That kiss wasn’t worth it. (By the way, so few are.)

  “I don’t want to hear it, Elizabeth. What is wrong with you??”

  I don’t know if anything was “wrong” with me. But I knew that if I wanted things to happen, I needed to make them happen for myself. A few weeks later, in humanities, Julie Morgan—who everyone knew smoked pot and had probably already had sex—looked at me after I said something and wryly noted, “You’re funny.”

  It felt unbelievably validating. But I didn’t know how to repeat it. I was too self-conscious to actually be funny. She asked me if I wanted to come over that weekend and hang out.

  My mom dropped me off and commented about the size of Julie’s house in Paradise Valley.
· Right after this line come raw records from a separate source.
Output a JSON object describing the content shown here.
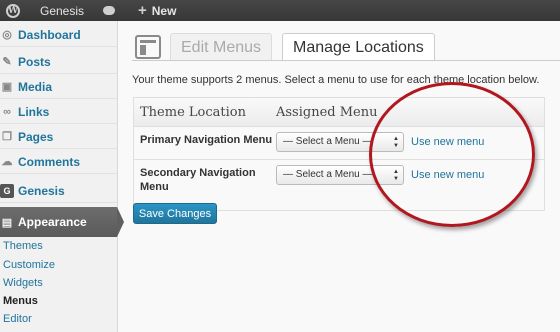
{
  "adminbar": {
    "site_name": "Genesis",
    "new_label": "New",
    "new_symbol": "+"
  },
  "sidebar": {
    "items": [
      {
        "label": "Dashboard",
        "icon": "dashboard-icon"
      },
      {
        "label": "Posts",
        "icon": "posts-icon"
      },
      {
        "label": "Media",
        "icon": "media-icon"
      },
      {
        "label": "Links",
        "icon": "links-icon"
      },
      {
        "label": "Pages",
        "icon": "pages-icon"
      },
      {
        "label": "Comments",
        "icon": "comments-icon"
      },
      {
        "label": "Genesis",
        "icon": "genesis-icon"
      },
      {
        "label": "Appearance",
        "icon": "appearance-icon"
      }
    ],
    "submenu": [
      "Themes",
      "Customize",
      "Widgets",
      "Menus",
      "Editor"
    ],
    "active_submenu": "Menus"
  },
  "main": {
    "tabs": [
      {
        "label": "Edit Menus",
        "active": false
      },
      {
        "label": "Manage Locations",
        "active": true
      }
    ],
    "intro": "Your theme supports 2 menus. Select a menu to use for each theme location below.",
    "table": {
      "headers": [
        "Theme Location",
        "Assigned Menu"
      ],
      "rows": [
        {
          "location": "Primary Navigation Menu",
          "select_value": "— Select a Menu —",
          "link": "Use new menu"
        },
        {
          "location": "Secondary Navigation Menu",
          "select_value": "— Select a Menu —",
          "link": "Use new menu"
        }
      ]
    },
    "save_button": "Save Changes"
  },
  "colors": {
    "link": "#21759b",
    "highlight_circle": "#b0171e",
    "button": "#21759b"
  }
}
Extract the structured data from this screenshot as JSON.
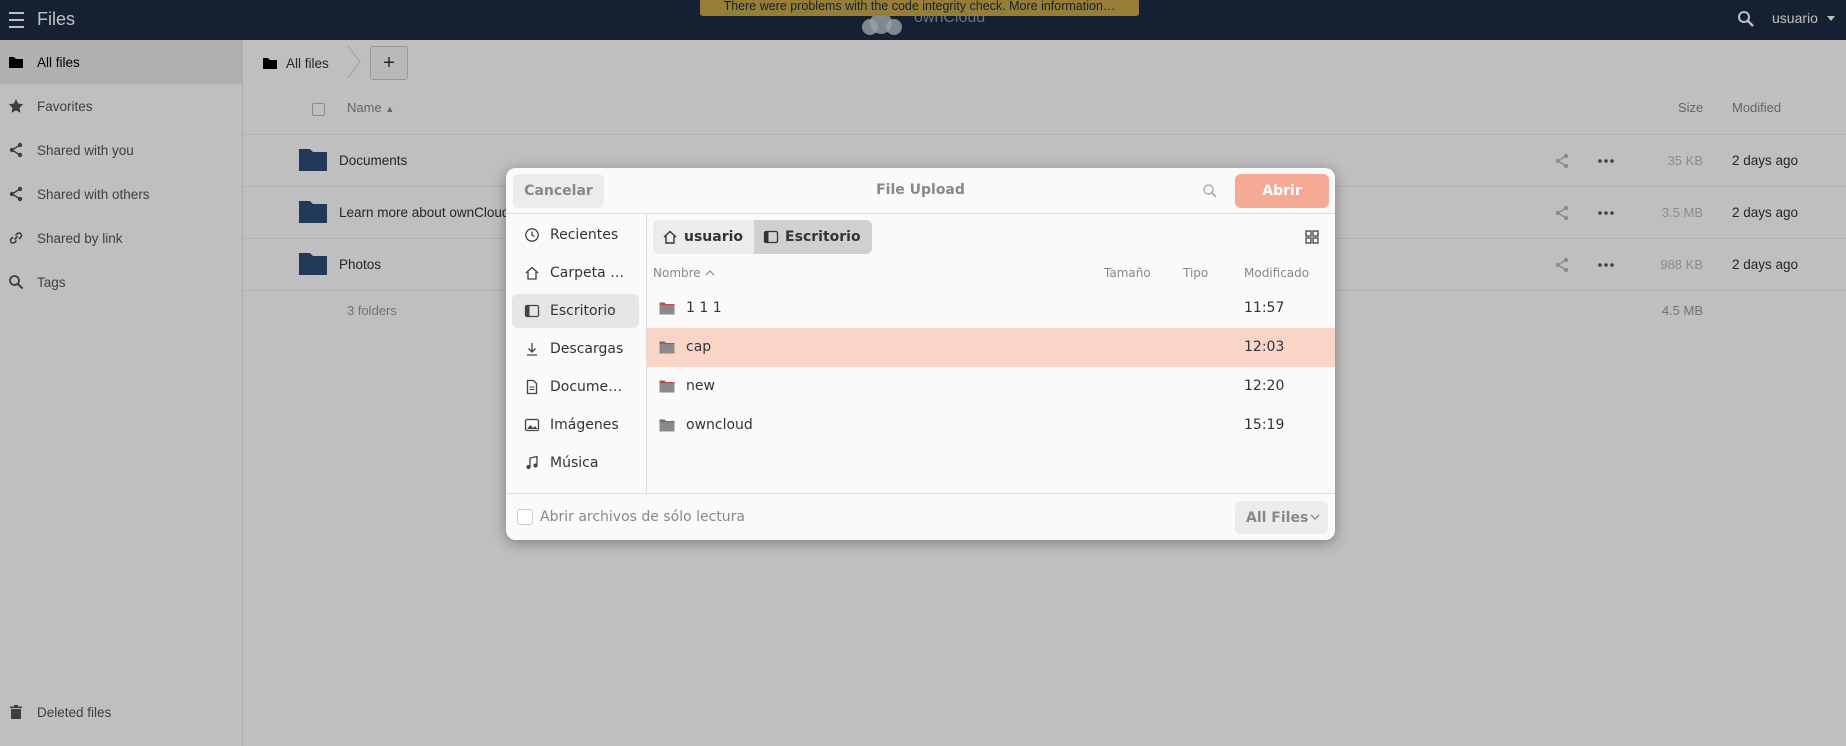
{
  "header": {
    "app_title": "Files",
    "warning": "There were problems with the code integrity check. More information…",
    "logo_text": "ownCloud",
    "user": "usuario"
  },
  "sidebar": {
    "items": [
      {
        "label": "All files",
        "icon": "folder-icon"
      },
      {
        "label": "Favorites",
        "icon": "star-icon"
      },
      {
        "label": "Shared with you",
        "icon": "share-icon"
      },
      {
        "label": "Shared with others",
        "icon": "share-icon"
      },
      {
        "label": "Shared by link",
        "icon": "link-icon"
      },
      {
        "label": "Tags",
        "icon": "search-icon"
      }
    ],
    "deleted": "Deleted files"
  },
  "main": {
    "breadcrumb": "All files",
    "add_label": "+",
    "columns": {
      "name": "Name",
      "size": "Size",
      "modified": "Modified"
    },
    "rows": [
      {
        "name": "Documents",
        "size": "35 KB",
        "modified": "2 days ago"
      },
      {
        "name": "Learn more about ownCloud",
        "size": "3.5 MB",
        "modified": "2 days ago"
      },
      {
        "name": "Photos",
        "size": "988 KB",
        "modified": "2 days ago"
      }
    ],
    "summary": {
      "count": "3 folders",
      "total": "4.5 MB"
    }
  },
  "dialog": {
    "title": "File Upload",
    "cancel": "Cancelar",
    "open": "Abrir",
    "places": [
      {
        "label": "Recientes",
        "icon": "clock-icon"
      },
      {
        "label": "Carpeta …",
        "icon": "home-icon"
      },
      {
        "label": "Escritorio",
        "icon": "desktop-icon"
      },
      {
        "label": "Descargas",
        "icon": "download-icon"
      },
      {
        "label": "Docume…",
        "icon": "document-icon"
      },
      {
        "label": "Imágenes",
        "icon": "image-icon"
      },
      {
        "label": "Música",
        "icon": "music-icon"
      }
    ],
    "path": [
      {
        "label": "usuario",
        "icon": "home-icon"
      },
      {
        "label": "Escritorio",
        "icon": "desktop-icon"
      }
    ],
    "columns": {
      "name": "Nombre",
      "size": "Tamaño",
      "type": "Tipo",
      "modified": "Modificado"
    },
    "files": [
      {
        "name": "1 1 1",
        "modified": "11:57"
      },
      {
        "name": "cap",
        "modified": "12:03"
      },
      {
        "name": "new",
        "modified": "12:20"
      },
      {
        "name": "owncloud",
        "modified": "15:19"
      }
    ],
    "readonly_label": "Abrir archivos de sólo lectura",
    "filter": "All Files"
  },
  "colors": {
    "header_bg": "#1d2d44",
    "warning_bg": "#c9a94b",
    "folder": "#2f4d78",
    "accent": "#f4aa94",
    "selected_row": "#f9d5c8"
  }
}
  “Well, these people sure have money.”

  We hung out in “her wing,” as she called it. She had her own entrance to her room that went to an outside courtyard. There were a few kids hanging out, and Julie asked if we all wanted to walk to the Paradise Valley Mall and go to the Vans store. But first, she said—as it if were obvious—we should get high.

  I had never smoked pot and was freaked out but also very excited and curious. I would occasionally steal the little airplane bottles of alcohol my parents kept above the refrigerator and take little sips with my friends at sleepovers, but I don’t think we ever got anywhere near drunk. And Emily BB and I once tried to smoke oregano when I was in seventh grade.
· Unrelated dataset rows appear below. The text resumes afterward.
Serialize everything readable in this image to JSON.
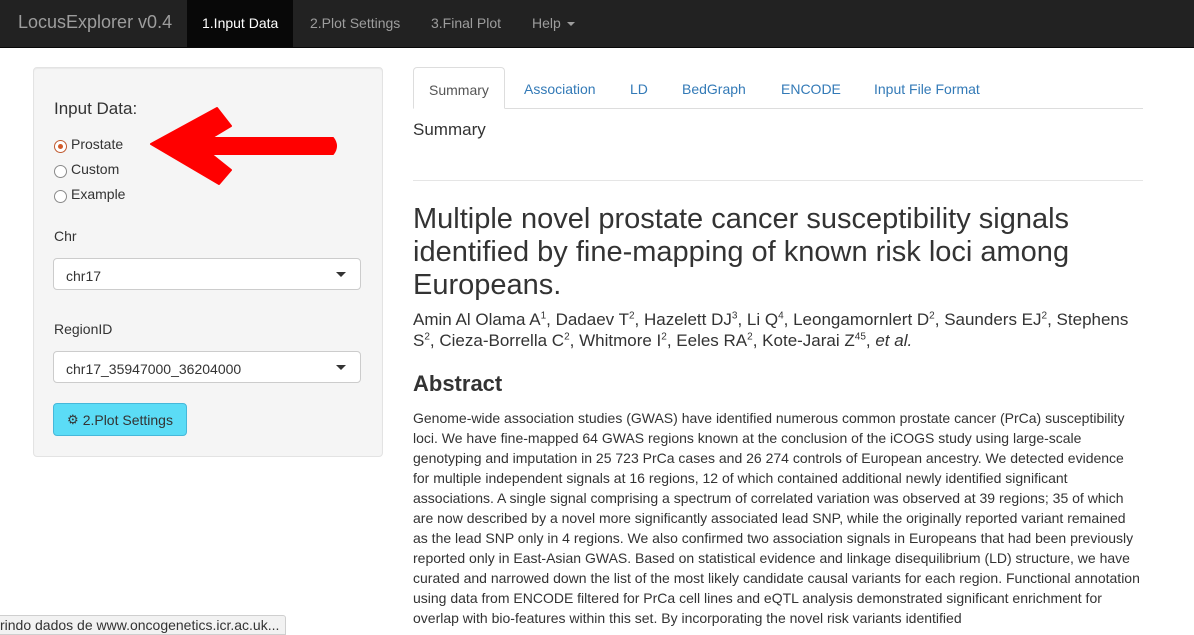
{
  "navbar": {
    "brand": "LocusExplorer v0.4",
    "items": [
      {
        "label": "1.Input Data",
        "active": true
      },
      {
        "label": "2.Plot Settings",
        "active": false
      },
      {
        "label": "3.Final Plot",
        "active": false
      },
      {
        "label": "Help",
        "active": false
      }
    ]
  },
  "sidebar": {
    "input_label": "Input Data:",
    "radios": [
      {
        "label": "Prostate",
        "checked": true
      },
      {
        "label": "Custom",
        "checked": false
      },
      {
        "label": "Example",
        "checked": false
      }
    ],
    "chr_label": "Chr",
    "chr_value": "chr17",
    "region_label": "RegionID",
    "region_value": "chr17_35947000_36204000",
    "plot_button": "2.Plot Settings",
    "plot_button_icon": "gears-icon"
  },
  "annotation": {
    "arrow_color": "#ff0000"
  },
  "tabs": [
    {
      "label": "Summary",
      "active": true
    },
    {
      "label": "Association",
      "active": false
    },
    {
      "label": "LD",
      "active": false
    },
    {
      "label": "BedGraph",
      "active": false
    },
    {
      "label": "ENCODE",
      "active": false
    },
    {
      "label": "Input File Format",
      "active": false
    }
  ],
  "main": {
    "heading": "Summary",
    "paper_title": "Multiple novel prostate cancer susceptibility signals identified by fine-mapping of known risk loci among Europeans.",
    "authors": [
      {
        "name": "Amin Al Olama A",
        "sup": "1"
      },
      {
        "name": "Dadaev T",
        "sup": "2"
      },
      {
        "name": "Hazelett DJ",
        "sup": "3"
      },
      {
        "name": "Li Q",
        "sup": "4"
      },
      {
        "name": "Leongamornlert D",
        "sup": "2"
      },
      {
        "name": "Saunders EJ",
        "sup": "2"
      },
      {
        "name": "Stephens S",
        "sup": "2"
      },
      {
        "name": "Cieza-Borrella C",
        "sup": "2"
      },
      {
        "name": "Whitmore I",
        "sup": "2"
      },
      {
        "name": "Eeles RA",
        "sup": "2"
      },
      {
        "name": "Kote-Jarai Z",
        "sup": "45"
      }
    ],
    "authors_etal": "et al.",
    "abstract_heading": "Abstract",
    "abstract_text": "Genome-wide association studies (GWAS) have identified numerous common prostate cancer (PrCa) susceptibility loci. We have fine-mapped 64 GWAS regions known at the conclusion of the iCOGS study using large-scale genotyping and imputation in 25 723 PrCa cases and 26 274 controls of European ancestry. We detected evidence for multiple independent signals at 16 regions, 12 of which contained additional newly identified significant associations. A single signal comprising a spectrum of correlated variation was observed at 39 regions; 35 of which are now described by a novel more significantly associated lead SNP, while the originally reported variant remained as the lead SNP only in 4 regions. We also confirmed two association signals in Europeans that had been previously reported only in East-Asian GWAS. Based on statistical evidence and linkage disequilibrium (LD) structure, we have curated and narrowed down the list of the most likely candidate causal variants for each region. Functional annotation using data from ENCODE filtered for PrCa cell lines and eQTL analysis demonstrated significant enrichment for overlap with bio-features within this set. By incorporating the novel risk variants identified"
  },
  "status": "rindo dados de www.oncogenetics.icr.ac.uk..."
}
  But this was different. It clearly wasn’t Julie’s first rodeo, and her parents obviously didn’t mind, because we did it right there in her room. I took a few hits off the joint as they talked me through it. I didn’t want to overdo it. I thought I was stoned, but who knows now? We walked to the mall and hung out at the Vans store. I was trying so hard to feel this pot, you know? I grabbed a Baja pullover in the requisite red, green, and yellow and was feeling the fabric, really trying to focus in on my stonedness, when Julie came over and yanked the sleeve out of my hand, rolling her eyes. “Maybe, like, don’t try so hard.”